Financial Planning Basics: Commission Based Planner versus Fee Based Planner

Jul 11, 2023

 

One of the most common questions we get as financial planners is how do your fees work? It might seem straightforward but in the world of financial planning, it isn’t always clear. Here at Peninsula Wealth, we are focused on only your needs so our services are fee based but that isn’t the case for all financial firms.

In general, there are two approaches to fees and it’s important to understand where your financial planner stands:

  • Commission-Based or Fee-Only: These financial planners get paid by you directly, often through an asset-based fee on the overall portfolio. Essentially, they make money when you make money.
  • Fee-Based: These financial planners may also earn commissions or fees for the products they sell.

Fee-only financial planners, like Peninsula Wealth, are paid directly by clients and are obligated to act in a fiduciary capacity, meaning they put their clients’ needs and interests first, rather than focusing on specific products that earn them extra money. A fee-based financial planner can be more focused on the products they know and have a relationship with that may also be suitable for their clients.

How does a fee-only financial planner work?

Fee-only financial planners can be compensated in a number of ways but are always paid directly by the client. This can come in the form of a flat fee, an hourly rate, or a percentage of assets. 1% of a portfolio’s value is a very common fee-only compensation. CFPs (certified financial planners) and RIAs (registered investment advisors) are typically fee-only financial planners because they are bound to the fiduciary approach.

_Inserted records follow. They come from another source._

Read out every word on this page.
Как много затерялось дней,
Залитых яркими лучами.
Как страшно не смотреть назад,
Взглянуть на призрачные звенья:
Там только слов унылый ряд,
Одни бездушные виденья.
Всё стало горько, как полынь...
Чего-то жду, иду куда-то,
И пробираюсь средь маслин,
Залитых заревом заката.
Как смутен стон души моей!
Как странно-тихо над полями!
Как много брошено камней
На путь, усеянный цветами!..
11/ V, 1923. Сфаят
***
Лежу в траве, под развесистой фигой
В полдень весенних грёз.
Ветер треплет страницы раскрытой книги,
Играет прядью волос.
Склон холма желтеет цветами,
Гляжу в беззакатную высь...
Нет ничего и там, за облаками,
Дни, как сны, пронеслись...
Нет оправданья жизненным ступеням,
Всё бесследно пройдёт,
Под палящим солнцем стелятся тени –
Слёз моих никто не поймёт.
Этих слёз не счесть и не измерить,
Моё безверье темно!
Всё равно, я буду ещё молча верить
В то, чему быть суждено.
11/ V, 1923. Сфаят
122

How does a fee-based financial planner work?

Like fee-only financial planners, the fee-based financial planner also gets paid directly by the client. The difference is they may also be receiving compensation or commission from the products they are recommending. Not surprisingly, this can set up a conflict of interest when considering how to build a client’s portfolio.

Potential commissions may include:

  • Brokerage commission when acting as a broker-dealer
  • Insurance commissions when selling insurance policies
  • Mutual fund commissions when selling mutual fund shares

How do I choose between fee-based and fee-only?

We recommend working with fee-only financial planners because they are bound to put your interests above anything else and to build a portfolio that works specifically for you. However, choosing a financial planner is a personal design and you need to feel comfortable with the person or people who are handling your portfolio. Either way, make sure to ask your financial planner how they make their money and ensure that you are both informed about and comfortable with the answer.

Peninsula Wealth is a Registered Investment Adviser. Advisory services are only offered to clients or prospective clients where Peninsula Wealth and its representatives are properly licensed or exempt from licensure. This material is solely for informational purposes. Past performance is no guarantee of future returns. Investing involves risk and possible loss of principal capital. No advice may be rendered by Peninsula Wealth unless a client service agreement is in place. It is expressly understood that our firm will not provide accounting or legal advice nor prepare any accounting or legal documents for the implementation of your financial planning objectives.